I have incorporated IPCop as my 'primary' internet connection at each location. I have experienced the problems you have posted, and basically have gone through this headache with every e-smith/SME upgrade. IPCop is a simple router and is designed to connect LANs with IPSEC. I am very happy with IPCop. You can continue to use SME in server/gateway by putting the outer nick card on the DMZ subnet with the IPCop server....or just run SME as server only mode. IPCop 1.3 allows you to easily port forward PPTP vpn to SME on the LAN if you only have a single internet IP address available at your site. This allows you to keep PPTP to SME without SME being on the internet. Setting up IPSEC on IPcop is simple if you have read the documentation completely.
Have fun.
ryan
-
I too have the exact same problem, followed info in this thread, still no joy.
Anybody got anymore constructive ideas .. IPCop is out of the question. We have 2 sme 5.5 servers on broadband and need to link them both.
TIA
Dean
-
I have the same problem too and I correct it by adding the "GatewayIP=62.4....." item in the /home/e-smith/configuration file on each side of the connection (with the corresponding value). After this I stop and start the Ipsec service by using the "service ipsec start" or "service ipsec stop" command.

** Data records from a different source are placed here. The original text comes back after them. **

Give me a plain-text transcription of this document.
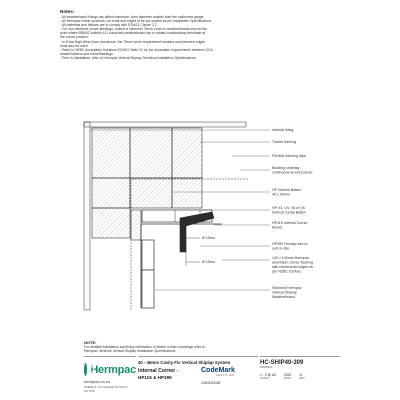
Notes:

- All weatherboard fixings are drilled maximum 1mm diameter smaller than the nail/screw gauge
- All Hermpac timber products, cut ends and edges to be pre-coated as per Installation Specifications
- All materials and fixtures are to comply with E2/AS1 Clause 2.2
- For non-hemmed corner flashings, ensure a minimum 75mm cover to weatherboards beyond the
point where BRANZ bulletin 411 compliant weatherboard tap or rebate combinations terminate at
the corner junction.
- In Extra High Wind Zone and above, the 75mm cover requirement remains and hemmed edges
must also be used.
- Refer to NZBC Acceptable Solutions E2/AS1 Table 21 for the separation requirements between CCA
treated battens and metal flashings
- Prior to installation, refer to Hermpac Vertical Shiplap Technical Installation Specifications.
Ø 12mm
Ø 12mm
Internal lining
Timber framing
Flexible flashing tape
Building underlay
continuous around corner
HP Vertical Batten
45 x 40mm
HP V3, V4, V5 or V6
Vertical Cavity Batten
HP115 Internal Corner
Mould
HP399 Flexitap trim to
suit on site
140 x 140mm Hermpac
aluminium corner flashing
with unhemmed edges as
per NZBC E2/AS1
Selected Hermpac
Vertical Shiplap
Weatherboard

NOTE:

For detailed installation and fixing information of timber corner mouldings refer to
Hermpac VertiLine Vertical Shiplap Installation Specifications.
Hermpac
hermpac.co.nz
SUBJECT TO CHANGE WITHOUT NOTICE
40 - 45mm Cavity Fix Vertical Shiplap System
Internal Corner -
HP115 & HP399
CodeMark
CERTIFIED
CMNZ30038
HC-SHIP40-309
DRAWING
1 : 2 @ A4
SCALE
2022
DATE
A
REV
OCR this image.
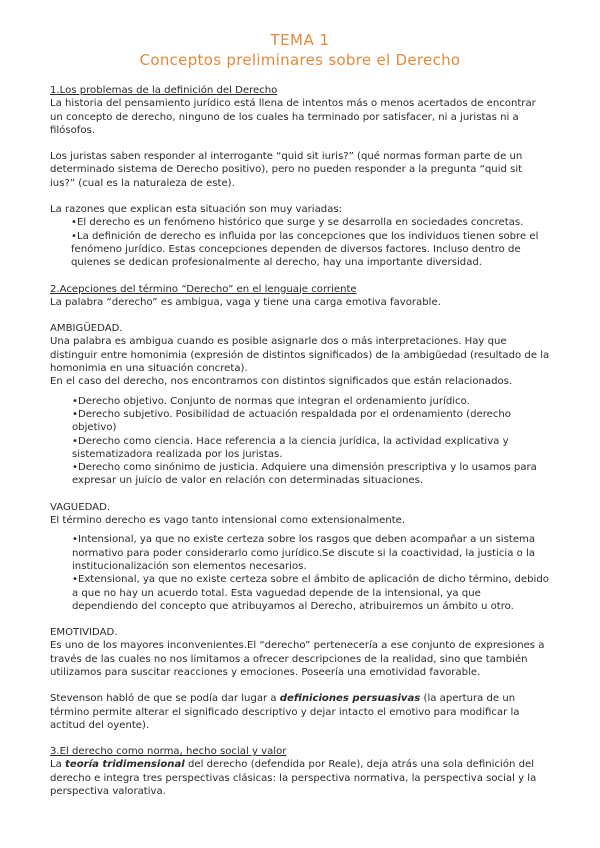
TEMA 1
Conceptos preliminares sobre el Derecho

1.Los problemas de la definición del Derecho

La historia del pensamiento jurídico está llena de intentos más o menos acertados de encontrar un concepto de derecho, ninguno de los cuales ha terminado por satisfacer, ni a juristas ni a filósofos.

Los juristas saben responder al interrogante “quid sit iuris?” (qué normas forman parte de un determinado sistema de Derecho positivo), pero no pueden responder a la pregunta “quid sit ius?” (cual es la naturaleza de este).

La razones que explican esta situación son muy variadas:

•El derecho es un fenómeno histórico que surge y se desarrolla en sociedades concretas.

•La definición de derecho es influida por las concepciones que los individuos tienen sobre el fenómeno jurídico. Estas concepciones dependen de diversos factores. Incluso dentro de quienes se dedican profesionalmente al derecho, hay una importante diversidad.

2.Acepciones del término “Derecho” en el lenguaje corriente

La palabra “derecho” es ambigua, vaga y tiene una carga emotiva favorable.

AMBIGÜEDAD.

Una palabra es ambigua cuando es posible asignarle dos o más interpretaciones. Hay que distinguir entre homonimia (expresión de distintos significados) de la ambigüedad (resultado de la homonimia en una situación concreta).

En el caso del derecho, nos encontramos con distintos significados que están relacionados.

•Derecho objetivo. Conjunto de normas que integran el ordenamiento jurídico.

•Derecho subjetivo. Posibilidad de actuación respaldada por el ordenamiento (derecho objetivo)

•Derecho como ciencia. Hace referencia a la ciencia jurídica, la actividad explicativa y sistematizadora realizada por los juristas.

•Derecho como sinónimo de justicia. Adquiere una dimensión prescriptiva y lo usamos para expresar un juicio de valor en relación con determinadas situaciones.

VAGUEDAD.

El término derecho es vago tanto intensional como extensionalmente.

•Intensional, ya que no existe certeza sobre los rasgos que deben acompañar a un sistema normativo para poder considerarlo como jurídico.Se discute si la coactividad, la justicia o la institucionalización son elementos necesarios.

•Extensional, ya que no existe certeza sobre el ámbito de aplicación de dicho término, debido a que no hay un acuerdo total. Esta vaguedad depende de la intensional, ya que dependiendo del concepto que atribuyamos al Derecho, atribuiremos un ámbito u otro.

EMOTIVIDAD.

Es uno de los mayores inconvenientes.El “derecho” pertenecería a ese conjunto de expresiones a través de las cuales no nos limitamos a ofrecer descripciones de la realidad, sino que también utilizamos para suscitar reacciones y emociones. Poseería una emotividad favorable.

Stevenson habló de que se podía dar lugar a definiciones persuasivas (la apertura de un término permite alterar el significado descriptivo y dejar intacto el emotivo para modificar la actitud del oyente).

3.El derecho como norma, hecho social y valor

La teoría tridimensional del derecho (defendida por Reale), deja atrás una sola definición del derecho e integra tres perspectivas clásicas: la perspectiva normativa, la perspectiva social y la perspectiva valorativa.
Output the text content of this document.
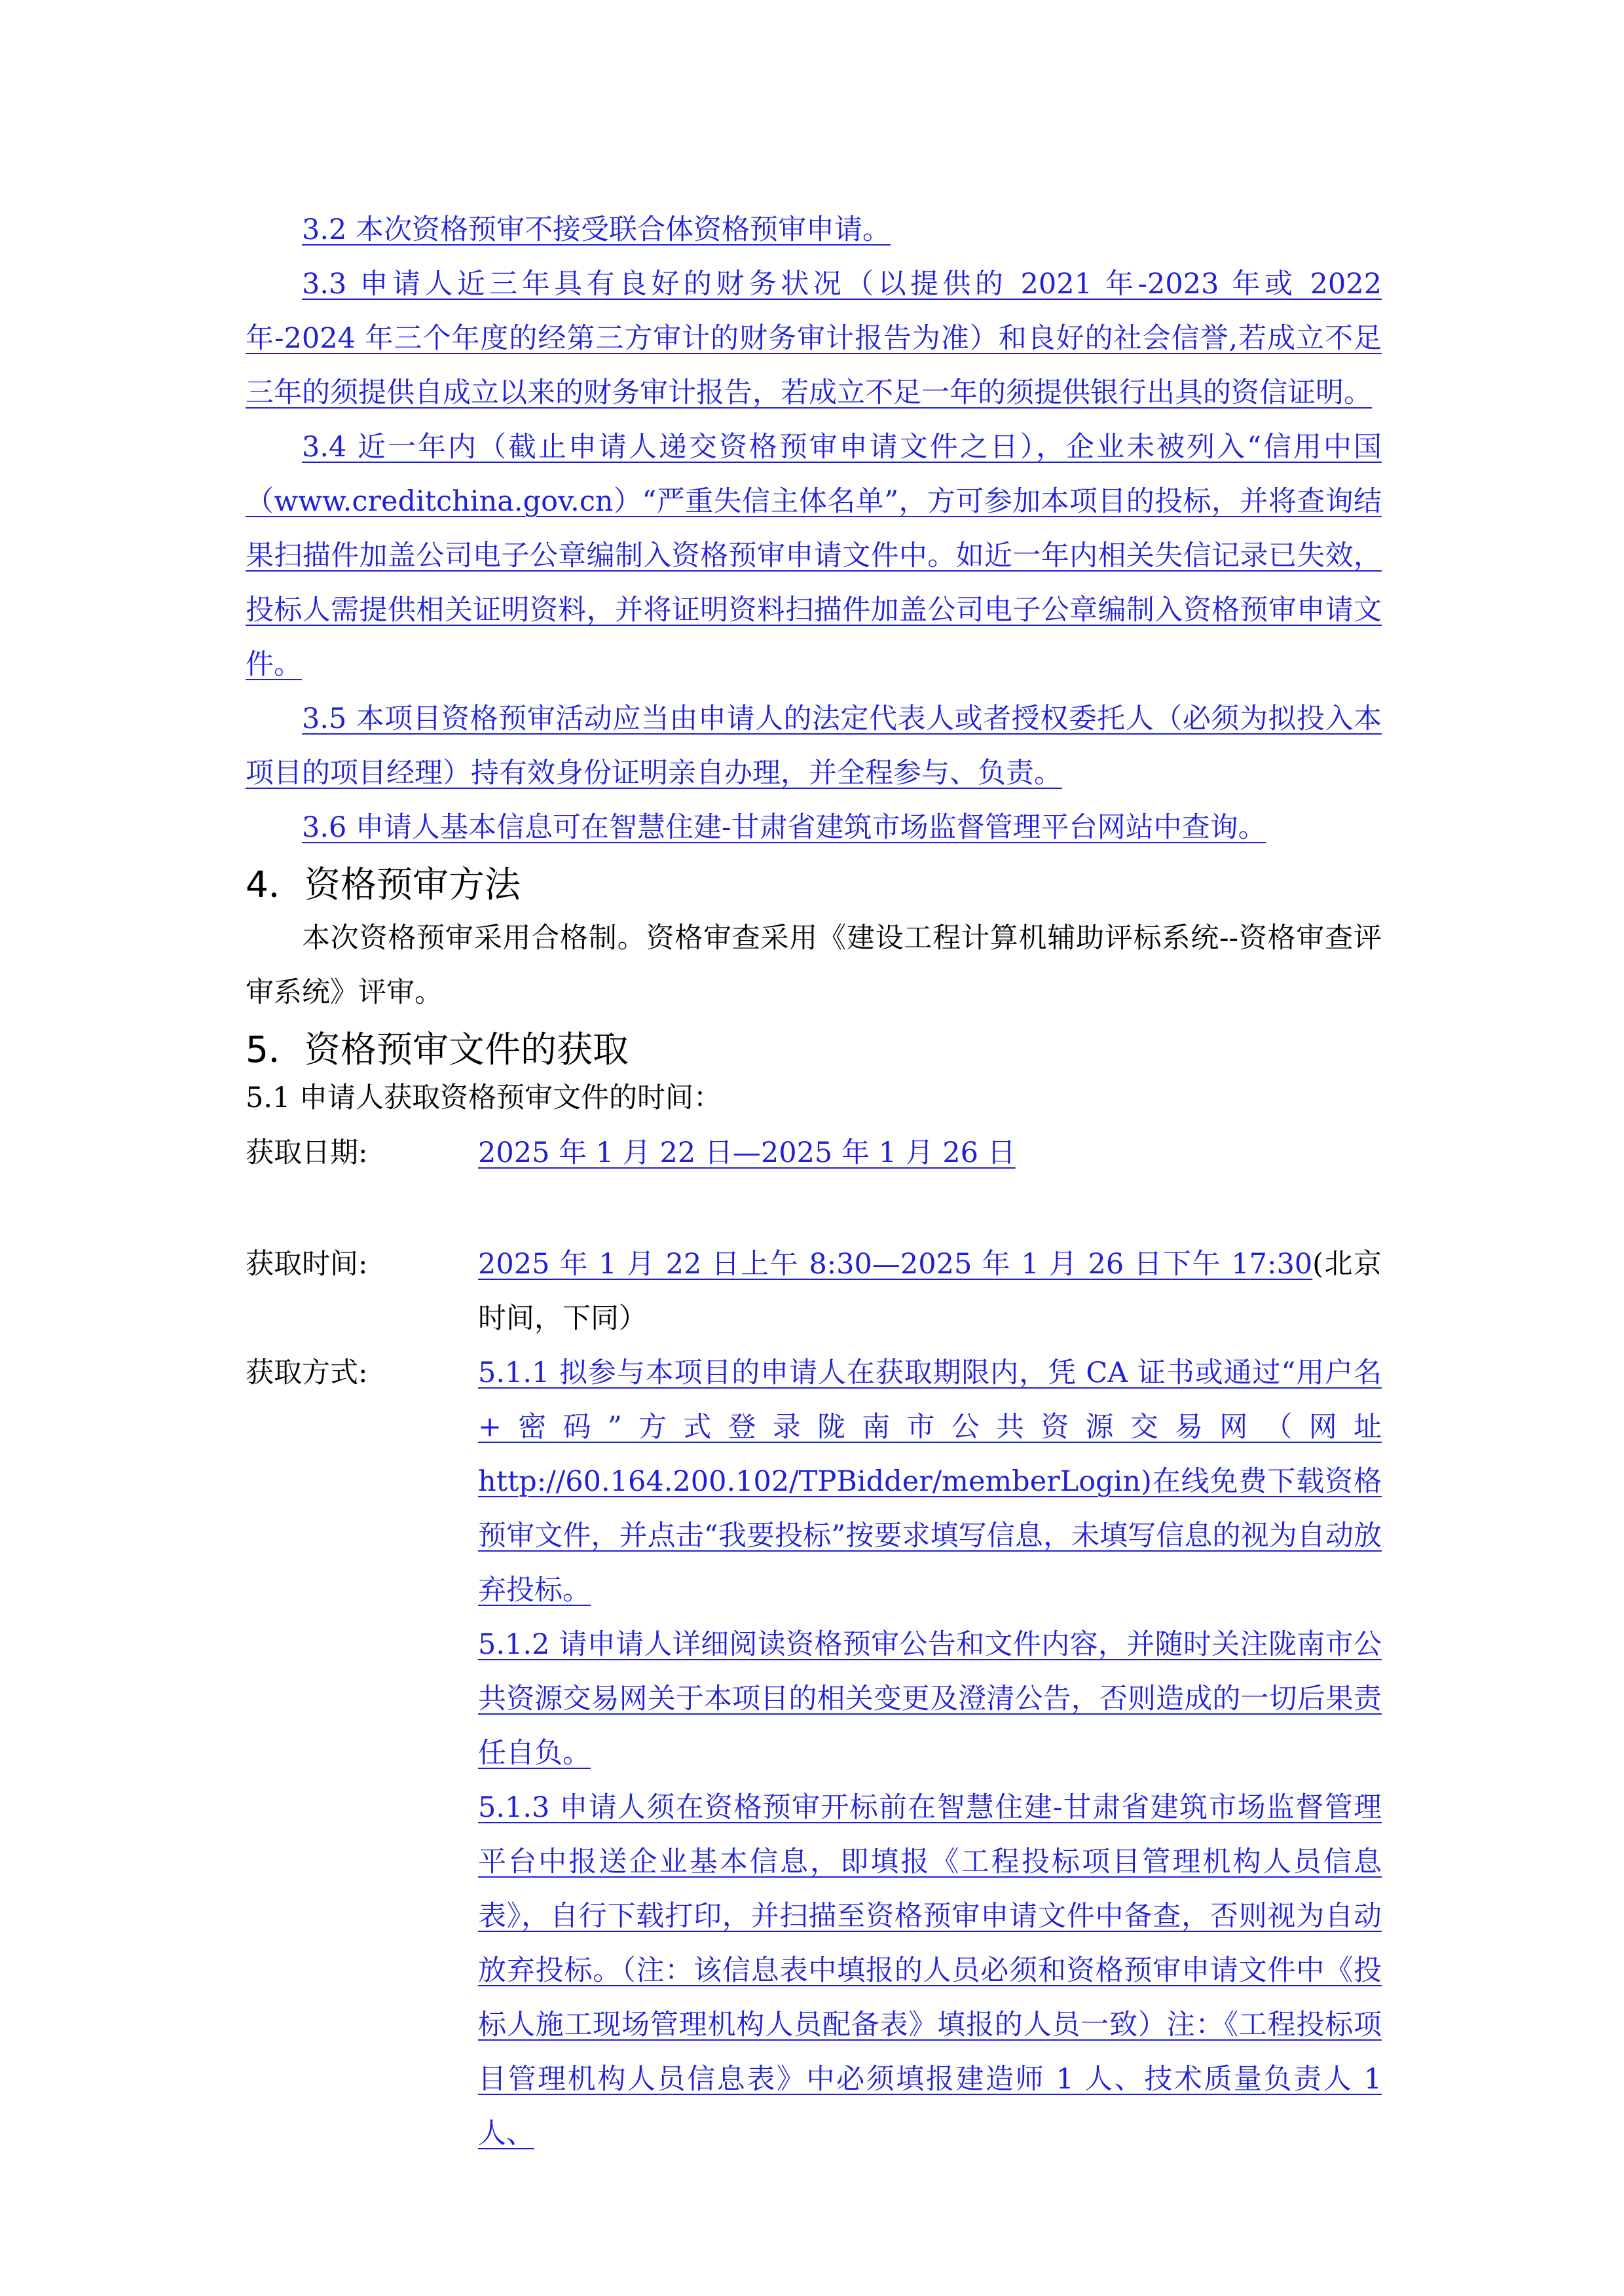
3.2 本次资格预审不接受联合体资格预审申请。

3.3 申请人近三年具有良好的财务状况（以提供的 2021 年-2023 年或 2022 年-2024 年三个年度的经第三方审计的财务审计报告为准）和良好的社会信誉,若成立不足三年的须提供自成立以来的财务审计报告，若成立不足一年的须提供银行出具的资信证明。

3.4 近一年内（截止申请人递交资格预审申请文件之日），企业未被列入“信用中国（www.creditchina.gov.cn）“严重失信主体名单”，方可参加本项目的投标，并将查询结果扫描件加盖公司电子公章编制入资格预审申请文件中。如近一年内相关失信记录已失效，投标人需提供相关证明资料，并将证明资料扫描件加盖公司电子公章编制入资格预审申请文件。

3.5 本项目资格预审活动应当由申请人的法定代表人或者授权委托人（必须为拟投入本项目的项目经理）持有效身份证明亲自办理，并全程参与、负责。

3.6 申请人基本信息可在智慧住建-甘肃省建筑市场监督管理平台网站中查询。

4．资格预审方法

本次资格预审采用合格制。资格审查采用《建设工程计算机辅助评标系统--资格审查评审系统》评审。

5．资格预审文件的获取

5.1 申请人获取资格预审文件的时间：

获取日期:	2025 年 1 月 22 日—2025 年 1 月 26 日
获取时间:	2025 年 1 月 22 日上午 8:30—2025 年 1 月 26 日下午 17:30(北京时间，下同）
获取方式:	5.1.1 拟参与本项目的申请人在获取期限内，凭 CA 证书或通过“用户名+密码”方式登录陇南市公共资源交易网（网址http://60.164.200.102/TPBidder/memberLogin)在线免费下载资格预审文件，并点击“我要投标”按要求填写信息，未填写信息的视为自动放弃投标。

5.1.2 请申请人详细阅读资格预审公告和文件内容，并随时关注陇南市公共资源交易网关于本项目的相关变更及澄清公告，否则造成的一切后果责任自负。

5.1.3 申请人须在资格预审开标前在智慧住建-甘肃省建筑市场监督管理平台中报送企业基本信息，即填报《工程投标项目管理机构人员信息表》，自行下载打印，并扫描至资格预审申请文件中备查，否则视为自动放弃投标。（注：该信息表中填报的人员必须和资格预审申请文件中《投标人施工现场管理机构人员配备表》填报的人员一致）注：《工程投标项目管理机构人员信息表》中必须填报建造师 1 人、技术质量负责人 1 人、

But now I'd like to find another solution because my ISP change my Gateway IP regularly even if I am in Static IP.However I have installed and configurated my VPN using typical howto document and I am very surprised to see it doesn't work as indicated in the document, I think I have done as it is indicated but it doesn't work. If someone has a solution or an explanation could he or she indicate me how to proceed. I have been looking everywhere on the net but I haven't found anything anywhere, thank you all beforehand for your help to come, thanks.